“I said to the corpse as I passed it, ’poor woman. I hope you are as happy as you look.’” sighed Susan. “She had not changed much. That dress she wore was the black satin she got for her daughter’s wedding fourteen years ago. Her Aunt told her then to keep it for her funeral, but Myra laughed and said, ’I may wear it to my funeral, Aunty, but I will have a good time out of it first.’ And I may say she did. Myra Murray was not a woman to attend her own funeral before she died. Many a time afterwards when I saw her enjoying herself out in company I thought to myself, ’You are a handsome woman, Myra Murray, and that dress becomes you, but it will likely be your shroud at last.’ And you see my words have come true, Mrs.
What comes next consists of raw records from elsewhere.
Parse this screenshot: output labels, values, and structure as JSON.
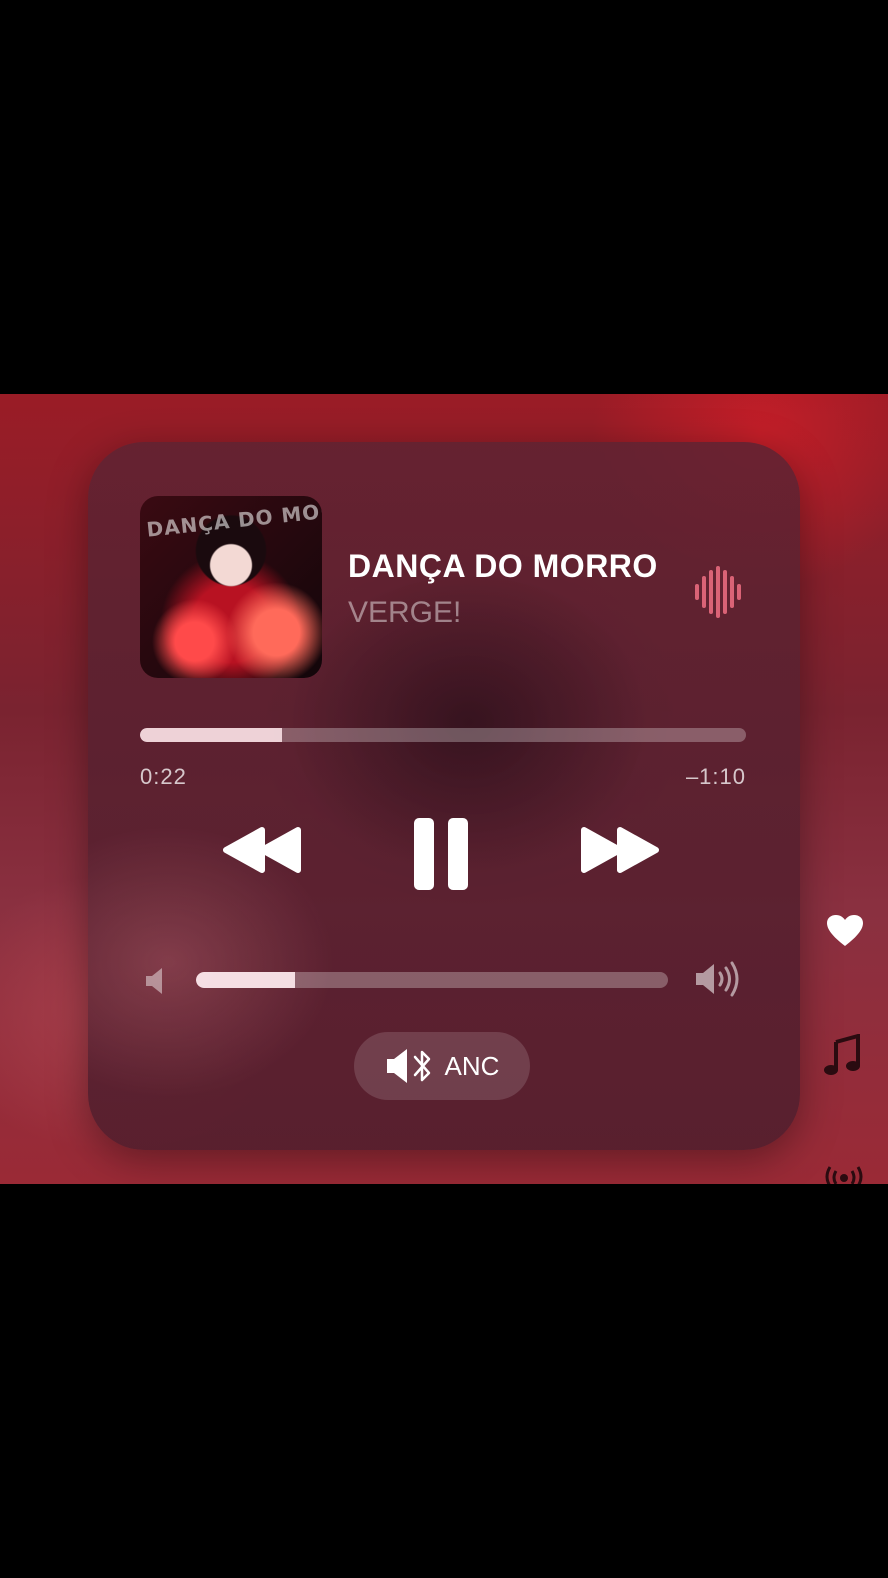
{
  "now_playing": {
    "title": "DANÇA DO MORRO",
    "artist": "VERGE!",
    "artwork_text": "DANÇA DO MORRO",
    "elapsed": "0:22",
    "remaining": "–1:10",
    "progress_fraction": 0.234
  },
  "volume": {
    "level_fraction": 0.21
  },
  "output": {
    "label": "ANC"
  },
  "icons": {
    "waveform": "waveform-icon",
    "rewind": "rewind-icon",
    "pause": "pause-icon",
    "forward": "fast-forward-icon",
    "volume_low": "speaker-low-icon",
    "volume_high": "speaker-high-icon",
    "bluetooth_speaker": "bluetooth-speaker-icon",
    "heart": "heart-icon",
    "music_note": "music-note-icon",
    "broadcast": "broadcast-icon"
  },
  "colors": {
    "background": "#000000",
    "accent_red": "#9a1c26",
    "card": "#5f2332",
    "text_primary": "#ffffff"
  }
}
Marshall Elliott.”
Susan sighed again heavily. She was enjoying herself hugely. A funeral was really a delightful subject of conversation.
“I always liked to meet Myra,” said Miss Cornelia. “She was always so gay and cheerful—she made you feel better just by her handshake. Myra always made the best of things.”
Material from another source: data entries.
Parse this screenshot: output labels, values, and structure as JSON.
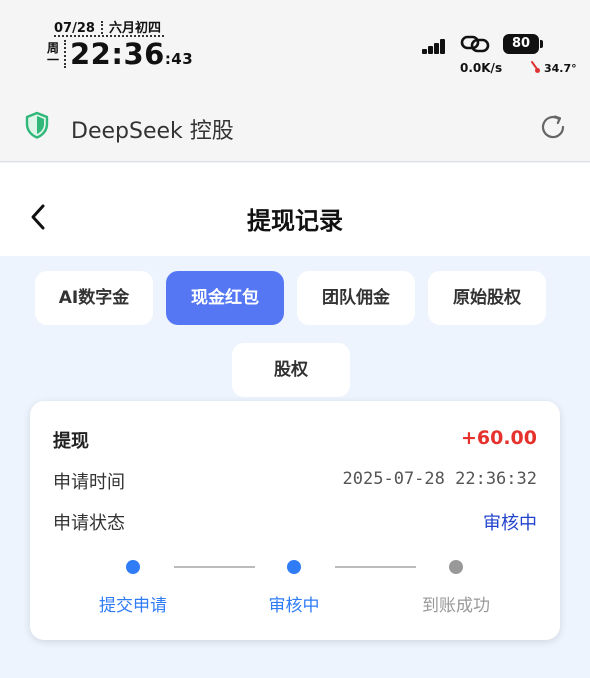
{
  "status_bar": {
    "date": "07/28",
    "lunar": "六月初四",
    "weekday": "周一",
    "time": "22:36",
    "seconds": ":43",
    "network_speed": "0.0K/s",
    "battery": "80",
    "temperature": "34.7°",
    "icons": [
      "signal-icon",
      "link-icon",
      "battery-icon",
      "thermometer-icon"
    ]
  },
  "app_bar": {
    "title": "DeepSeek 控股",
    "icons": [
      "shield-icon",
      "refresh-icon"
    ]
  },
  "header": {
    "title": "提现记录",
    "back_icon": "chevron-left-icon"
  },
  "tabs": [
    {
      "label": "AI数字金",
      "active": false
    },
    {
      "label": "现金红包",
      "active": true
    },
    {
      "label": "团队佣金",
      "active": false
    },
    {
      "label": "原始股权",
      "active": false
    },
    {
      "label": "股权",
      "active": false
    }
  ],
  "record": {
    "type_label": "提现",
    "amount": "+60.00",
    "time_label": "申请时间",
    "time_value": "2025-07-28 22:36:32",
    "status_label": "申请状态",
    "status_value": "审核中",
    "steps": [
      {
        "label": "提交申请",
        "done": true
      },
      {
        "label": "审核中",
        "done": true
      },
      {
        "label": "到账成功",
        "done": false
      }
    ]
  },
  "colors": {
    "accent": "#5577f4",
    "step_done": "#2f7cf6",
    "step_pending": "#999999",
    "amount": "#e5322d",
    "status": "#2244cc"
  }
}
“That is true,” asserted Susan. “Her sister-in-law told me that when the doctor told her at last that he could do nothing for her and she would never rise from that bed again, Myra said quite cheerfully, ’Well, if that is so, I’m thankful the preserving is all done, and I will not have to face the fall house-cleaning. I always liked house-cleaning in spring,’ she says, ’but I always hated it in the fall. I will get clear of it this year, thank goodness.’ There are people who would call that levity, Mrs. Marshall Elliott, and I think her sister-in-law was a little ashamed of it. She said perhaps her sickness had made Myra a little light-headed. But I said, ’No, Mrs. Murray, do not worry over it. It was just Myra’s way of looking at the bright side.’”
“Her sister Luella was just the opposite,” said Miss Cornelia. “There was no bright side for Luella—there was just black and shades of gray. For years she used always to be declaring she was going to die in a week or so. ’I won’t be here to burden you long,’ she would tell her family with a groan. And if any of them ventured to talk about their little future plans she’d groan also and say, ‘Ah, I won’t be here then.’ When I went to see her I always agreed with her and it made her so mad that she was always quite a lot better for several days afterwards. She has better health now but no more cheerfulness. Myra was so different. She was always doing or saying something to make some one feel good. Perhaps the men they married had something to do with it. Luella’s man was a Tartar, believe me, while Jim Murray was decent, as men go. He looked heart-broken to-day. It isn’t often I feel sorry for a man at his wife’s funeral, but I did feel for Jim Murray.”
“No wonder he looked sad. He will not get a wife like Myra again in a hurry,” said Susan. “Maybe he will not try, since his children are all grown up and Mirabel is able to keep house. But there is no predicting what a widower may or may not do and I, for one, will not try.”